Le 22 janvier 2019, le président Poutine et le Premier ministre Abe ont eu un nouvel entretien de trois heures, à Moscou, qui faisait suite à leurs dernières rencontres à Singapour en novembre et à Buenos Aires en décembre 2018. Aucune des parties n’attendait de progrès à l’issue de ces conversations. Il s’agissait avant tout de clarifier les positions après les déclarations faites à Tokyo par les milieux dirigeants et dont la presse japonaise s’était fait l’écho. Il s’agissait aussi de rassurer une partie de l’opinion russe inquiète des concessions qui pourraient être faites au Japon.
FAITS
La visite du Premier ministre du Japon en Russie a été précédée pendant plusieurs semaines par une intense campagne visant à persuader l’opinion publique japonaise que l’on était proche d’un accord sur le transfert de deux îles du sud des Kouriles, Habomai et Shikotan, qui serait conclu dans le courant de 2019. La presse nippone a donné des détails sur cette opération. M. Abe lui-même a déclaré qu’il fallait « obtenir la compréhension » des habitants des Kouriles du Sud et que ceux-ci auraient la faculté d’y demeurer. S’ils décidaient de partir en Russie une allocation leur serait versée. Cependant, la cohabitation sur ces îles de populations russes et japonaises serait tout à fait envisageable. En outre, le gouvernement japonais renonce à réclamer des compensations ou « prétentions matérielles » à la Russie pour « l’occupation des îles après la guerre ». Les journaux ont annoncé en même temps que Tokyo envisageait d’y implanter 340 000 ouvriers et techniciens afin de remédier au manque de main d’œuvre. Shikotan est aujourd’hui peuplé de moins de 3 000 habitants.

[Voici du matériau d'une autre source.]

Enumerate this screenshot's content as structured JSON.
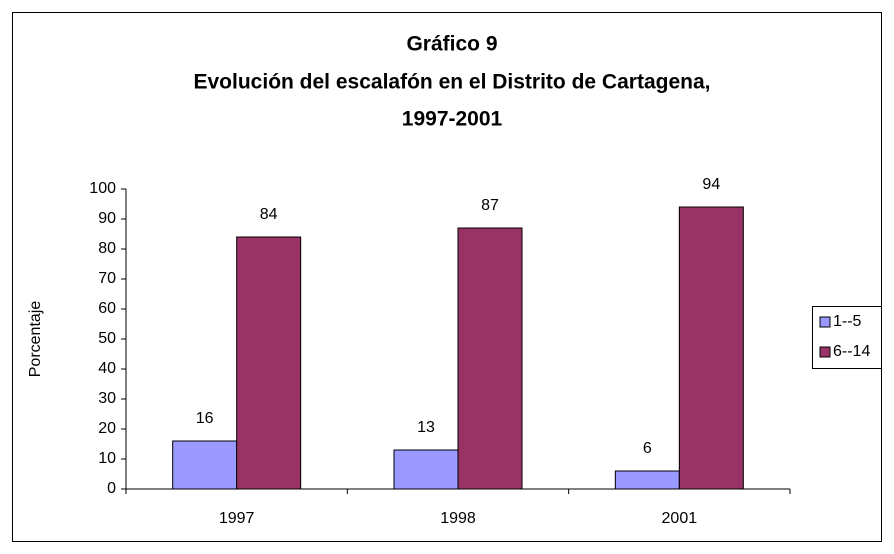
{
  "chart_data": {
    "type": "bar",
    "title": [
      "Gráfico 9",
      "Evolución  del escalafón en el Distrito de Cartagena,",
      "1997-2001"
    ],
    "ylabel": "Porcentaje",
    "categories": [
      "1997",
      "1998",
      "2001"
    ],
    "series": [
      {
        "name": "1--5",
        "color": "#9999ff",
        "values": [
          16,
          13,
          6
        ]
      },
      {
        "name": "6--14",
        "color": "#993366",
        "values": [
          84,
          87,
          94
        ]
      }
    ],
    "ylim": [
      0,
      100
    ],
    "yticks": [
      0,
      10,
      20,
      30,
      40,
      50,
      60,
      70,
      80,
      90,
      100
    ],
    "legend": "right"
  }
}
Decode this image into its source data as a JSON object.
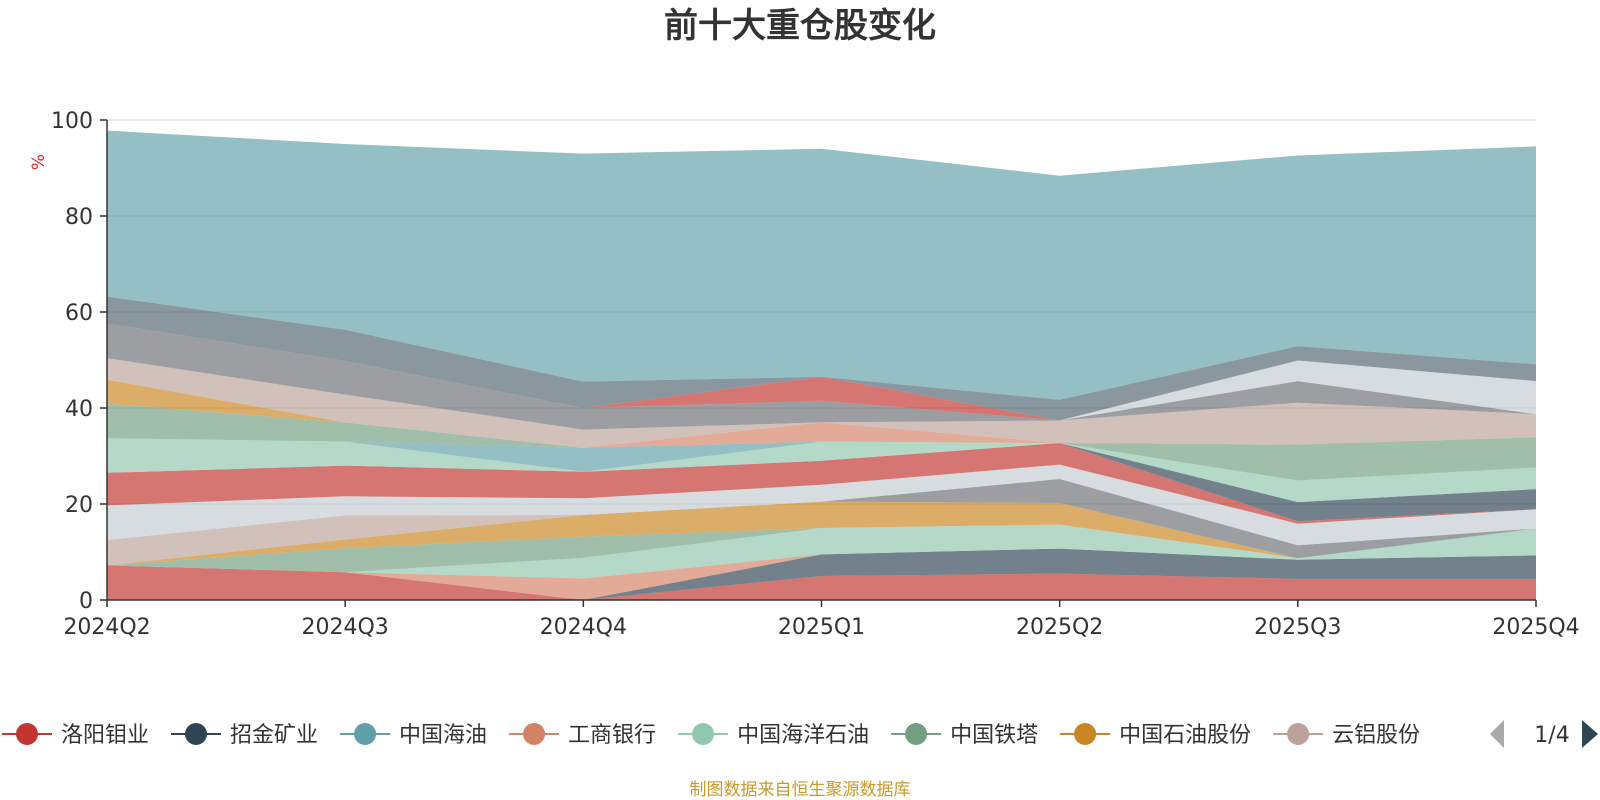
{
  "chart_data": {
    "type": "area",
    "stacked": true,
    "title": "前十大重仓股变化",
    "y_unit": "%",
    "ylim": [
      0,
      100
    ],
    "y_ticks": [
      0,
      20,
      40,
      60,
      80,
      100
    ],
    "grid": true,
    "categories": [
      "2024Q2",
      "2024Q3",
      "2024Q4",
      "2025Q1",
      "2025Q2",
      "2025Q3",
      "2025Q4"
    ],
    "series": [
      {
        "name": "洛阳钼业",
        "color": "#c23531",
        "values": [
          7.2,
          5.8,
          0.0,
          5.0,
          5.5,
          4.4,
          4.4
        ]
      },
      {
        "name": "招金矿业",
        "color": "#2f4554",
        "values": [
          0.0,
          0.0,
          0.0,
          4.5,
          5.2,
          4.0,
          4.9
        ]
      },
      {
        "name": "中国海油",
        "color": "#61a0a8",
        "values": [
          0.0,
          0.0,
          0.0,
          0.0,
          0.0,
          0.0,
          0.0
        ]
      },
      {
        "name": "工商银行",
        "color": "#d48265",
        "values": [
          0.0,
          0.0,
          4.5,
          0.0,
          0.0,
          0.0,
          0.0
        ]
      },
      {
        "name": "中国海洋石油",
        "color": "#91c7ae",
        "values": [
          0.0,
          0.0,
          4.3,
          5.5,
          5.0,
          0.3,
          5.6
        ]
      },
      {
        "name": "中国铁塔",
        "color": "#749f83",
        "values": [
          0.0,
          5.0,
          4.4,
          0.0,
          0.0,
          0.0,
          0.0
        ]
      },
      {
        "name": "中国石油股份",
        "color": "#ca8622",
        "values": [
          0.0,
          1.8,
          4.5,
          5.5,
          4.5,
          0.0,
          0.0
        ]
      },
      {
        "name": "云铝股份",
        "color": "#bda29a",
        "values": [
          5.3,
          5.0,
          0.0,
          0.0,
          0.0,
          0.0,
          0.0
        ]
      },
      {
        "name": "",
        "color": "#6e7074",
        "values": [
          0.0,
          0.0,
          0.0,
          0.0,
          5.0,
          2.7,
          0.0
        ]
      },
      {
        "name": "",
        "color": "#c4ccd3",
        "values": [
          7.2,
          4.0,
          3.5,
          3.5,
          3.0,
          4.5,
          4.0
        ]
      },
      {
        "name": "",
        "color": "#c23531",
        "values": [
          6.8,
          6.4,
          5.5,
          5.0,
          4.5,
          0.5,
          0.0
        ]
      },
      {
        "name": "",
        "color": "#2f4554",
        "values": [
          0.0,
          0.0,
          0.0,
          0.0,
          0.0,
          4.0,
          4.2
        ]
      },
      {
        "name": "",
        "color": "#91c7ae",
        "values": [
          7.2,
          5.0,
          0.0,
          4.0,
          0.0,
          4.5,
          4.5
        ]
      },
      {
        "name": "",
        "color": "#61a0a8",
        "values": [
          0.0,
          0.0,
          5.0,
          0.0,
          0.0,
          0.0,
          0.0
        ]
      },
      {
        "name": "",
        "color": "#d48265",
        "values": [
          0.0,
          0.0,
          0.0,
          4.0,
          0.0,
          0.0,
          0.0
        ]
      },
      {
        "name": "",
        "color": "#749f83",
        "values": [
          7.2,
          4.0,
          0.0,
          0.0,
          0.0,
          7.5,
          6.3
        ]
      },
      {
        "name": "",
        "color": "#ca8622",
        "values": [
          5.0,
          0.0,
          0.0,
          0.0,
          0.0,
          0.0,
          0.0
        ]
      },
      {
        "name": "",
        "color": "#bda29a",
        "values": [
          4.5,
          5.8,
          3.8,
          0.0,
          4.7,
          8.7,
          4.8
        ]
      },
      {
        "name": "",
        "color": "#6e7074",
        "values": [
          7.2,
          7.0,
          4.5,
          4.5,
          0.0,
          4.5,
          0.0
        ]
      },
      {
        "name": "",
        "color": "#c4ccd3",
        "values": [
          0.0,
          0.0,
          0.0,
          0.0,
          0.0,
          4.3,
          6.9
        ]
      },
      {
        "name": "",
        "color": "#c23531",
        "values": [
          0.0,
          0.0,
          0.0,
          5.0,
          0.0,
          0.0,
          0.0
        ]
      },
      {
        "name": "",
        "color": "#546570",
        "values": [
          5.6,
          6.5,
          5.5,
          0.0,
          4.3,
          3.0,
          3.5
        ]
      },
      {
        "name": "",
        "color": "#61a0a8",
        "values": [
          34.6,
          38.7,
          47.5,
          47.5,
          46.7,
          39.7,
          45.4
        ]
      }
    ],
    "legend": {
      "position": "bottom",
      "page_label": "1/4",
      "visible_items": [
        "洛阳钼业",
        "招金矿业",
        "中国海油",
        "工商银行",
        "中国海洋石油",
        "中国铁塔",
        "中国石油股份",
        "云铝股份"
      ]
    }
  },
  "footer": {
    "source": "制图数据来自恒生聚源数据库"
  },
  "icons": {
    "prev_page": "triangle-left-icon",
    "next_page": "triangle-right-icon"
  }
}
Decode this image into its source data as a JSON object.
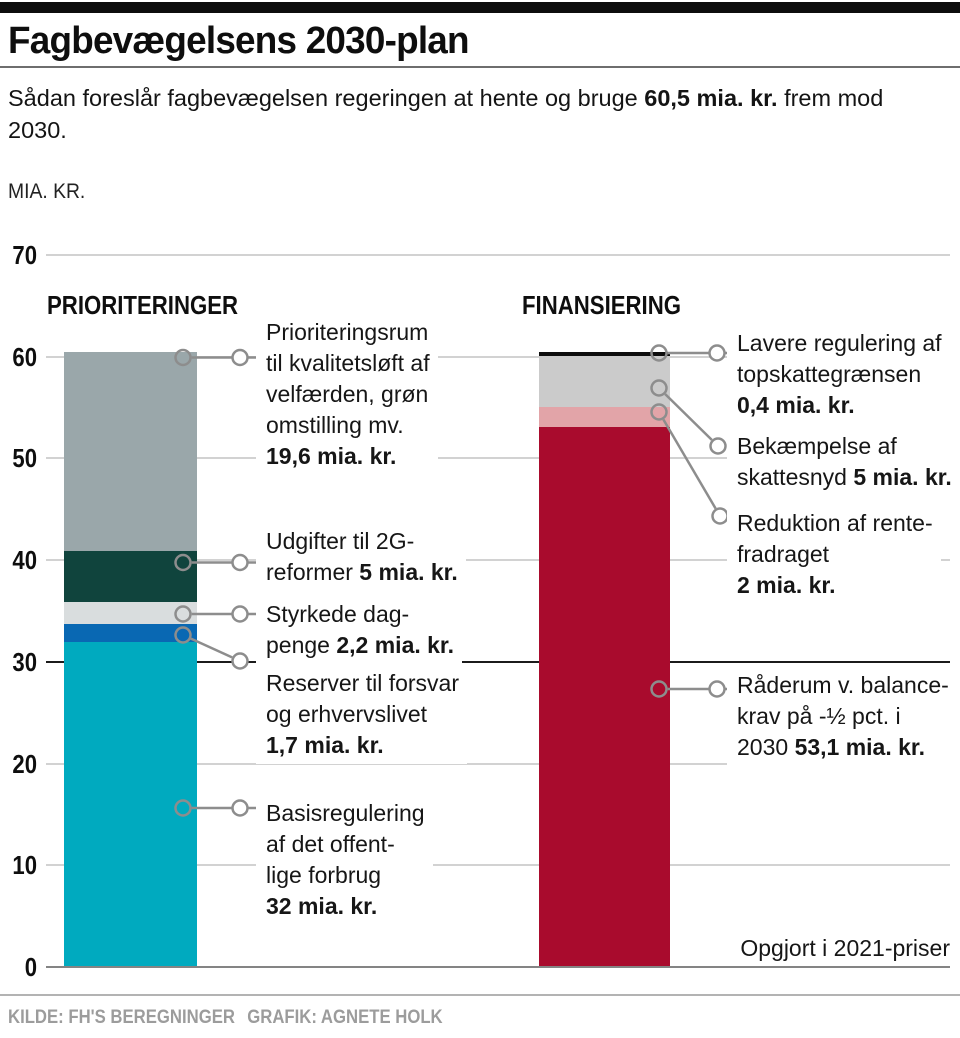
{
  "header": {
    "title": "Fagbevægelsens 2030-plan",
    "subtitle": {
      "pre": "Sådan foreslår fagbevægelsen regeringen at hente og bruge ",
      "bold": "60,5 mia. kr.",
      "post_line1": " frem mod",
      "post_line2": "2030."
    },
    "unit_label": "MIA. KR."
  },
  "footer": {
    "note": "Opgjort i 2021-priser",
    "source": "KILDE: FH'S BEREGNINGER",
    "credit": "GRAFIK: AGNETE HOLK"
  },
  "chart_data": {
    "type": "bar",
    "stacked": true,
    "unit": "mia. kr.",
    "value_axis_label": "MIA. KR.",
    "ylim": [
      0,
      70
    ],
    "yticks": [
      0,
      10,
      20,
      30,
      40,
      50,
      60,
      70
    ],
    "grid": true,
    "emphasized_gridline": 30,
    "total_label": "60,5 mia. kr.",
    "bars": [
      {
        "category": "PRIORITERINGER",
        "total": 60.5,
        "segments": [
          {
            "id": "basisregulering",
            "label": "Basisregulering af det offentlige forbrug",
            "value": 32,
            "value_label": "32 mia. kr.",
            "color": "#00aabf"
          },
          {
            "id": "reserver",
            "label": "Reserver til forsvar og erhvervslivet",
            "value": 1.7,
            "value_label": "1,7 mia. kr.",
            "color": "#0968b3"
          },
          {
            "id": "dagpenge",
            "label": "Styrkede dagpenge",
            "value": 2.2,
            "value_label": "2,2 mia. kr.",
            "color": "#d9ddde"
          },
          {
            "id": "2g-reformer",
            "label": "Udgifter til 2G-reformer",
            "value": 5,
            "value_label": "5 mia. kr.",
            "color": "#10443d"
          },
          {
            "id": "prioriteringsrum",
            "label": "Prioriteringsrum til kvalitetsløft af velfærden, grøn omstilling mv.",
            "value": 19.6,
            "value_label": "19,6 mia. kr.",
            "color": "#9aa7aa"
          }
        ]
      },
      {
        "category": "FINANSIERING",
        "total": 60.5,
        "segments": [
          {
            "id": "raaderum",
            "label": "Råderum v. balancekrav på -½ pct. i 2030",
            "value": 53.1,
            "value_label": "53,1 mia. kr.",
            "color": "#a90b2d"
          },
          {
            "id": "rentefradrag",
            "label": "Reduktion af rentefradraget",
            "value": 2,
            "value_label": "2 mia. kr.",
            "color": "#e2a4a8"
          },
          {
            "id": "skattesnyd",
            "label": "Bekæmpelse af skattesnyd",
            "value": 5,
            "value_label": "5 mia. kr.",
            "color": "#cbcbcb"
          },
          {
            "id": "topskat",
            "label": "Lavere regulering af topskattegrænsen",
            "value": 0.4,
            "value_label": "0,4 mia. kr.",
            "color": "#0d0d0d"
          }
        ]
      }
    ],
    "callouts": [
      {
        "id": "prioriteringsrum",
        "lines": [
          {
            "r": "Prioriteringsrum"
          },
          {
            "r": "til kvalitetsløft af"
          },
          {
            "r": "velfærden, grøn"
          },
          {
            "r": "omstilling mv."
          },
          {
            "b": "19,6 mia. kr."
          }
        ]
      },
      {
        "id": "2g-reformer",
        "lines": [
          {
            "r": "Udgifter til 2G-"
          },
          {
            "r": "reformer ",
            "b": "5 mia. kr."
          }
        ]
      },
      {
        "id": "dagpenge",
        "lines": [
          {
            "r": "Styrkede dag-"
          },
          {
            "r": "penge ",
            "b": "2,2 mia. kr."
          }
        ]
      },
      {
        "id": "reserver",
        "lines": [
          {
            "r": "Reserver til forsvar"
          },
          {
            "r": "og erhvervslivet"
          },
          {
            "b": "1,7 mia. kr."
          }
        ]
      },
      {
        "id": "basisregulering",
        "lines": [
          {
            "r": "Basisregulering"
          },
          {
            "r": "af det offent-"
          },
          {
            "r": "lige forbrug"
          },
          {
            "b": "32 mia. kr."
          }
        ]
      },
      {
        "id": "topskat",
        "lines": [
          {
            "r": "Lavere regulering af"
          },
          {
            "r": "topskattegrænsen"
          },
          {
            "b": "0,4 mia. kr."
          }
        ]
      },
      {
        "id": "skattesnyd",
        "lines": [
          {
            "r": "Bekæmpelse af"
          },
          {
            "r": "skattesnyd ",
            "b": "5 mia. kr."
          }
        ]
      },
      {
        "id": "rentefradrag",
        "lines": [
          {
            "r": "Reduktion af rente-"
          },
          {
            "r": "fradraget"
          },
          {
            "b": "2 mia. kr."
          }
        ]
      },
      {
        "id": "raaderum",
        "lines": [
          {
            "r": "Råderum v. balance-"
          },
          {
            "r": "krav på -½ pct. i"
          },
          {
            "r": "2030 ",
            "b": "53,1 mia. kr."
          }
        ]
      }
    ]
  }
}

Ces déclarations ont suscité la fureur de Moscou où l’ambassadeur du Japon a été convoqué le 9 janvier 2019 au ministère des Affaires étrangères pour s’entendre signifier que celles-ci « travestissaient grossièrement la nature de l’entente entre les dirigeants de la Russie et du Japon concernant l’accélération du processus de négociations sur la base de la Déclaration conjointe de 1956 et désorientaient la société des deux pays à propos du contenu des pourparlers. Elles ne pouvaient qu’envenimer artificiellement l’atmosphère autour du problème du traité de paix et imposer à l’autre partie son propre scénario de règlement ». Le communiqué russe rappelle que la résolution de ce problème ne peut intervenir que si « Tokyo reconnaît les résultats de la seconde guerre mondiale dans sa totalité, y compris la souveraineté de la Fédération de Russie sur les îles Kouriles du Sud ».
Vladimir Poutine a précisé ces points à son interlocuteur qui depuis le début de ce dialogue use de la tactique japonaise de l’amaeru (littéralement câliner). Celle-ci consiste à adoucir ou amadouer son vis-à-vis afin de mieux l’enserrer dans les rets d’une sorte de toile d’araignée et parvenir ainsi à ses fins. […]
Jean Perrin, Asie21
Extrait de la Lettre confidentielle Asie21-Futuribles n°125 février 2019
Rappel historique
- Dans son discours du 2 septembre 1945, Staline présentait la capitulation du Japon comme l’aboutissement d’un conflit qui avait débuté par la prise de Port Arthur en 1904, qu’il comparait au raid sur Pearl Harbor en décembre 1941.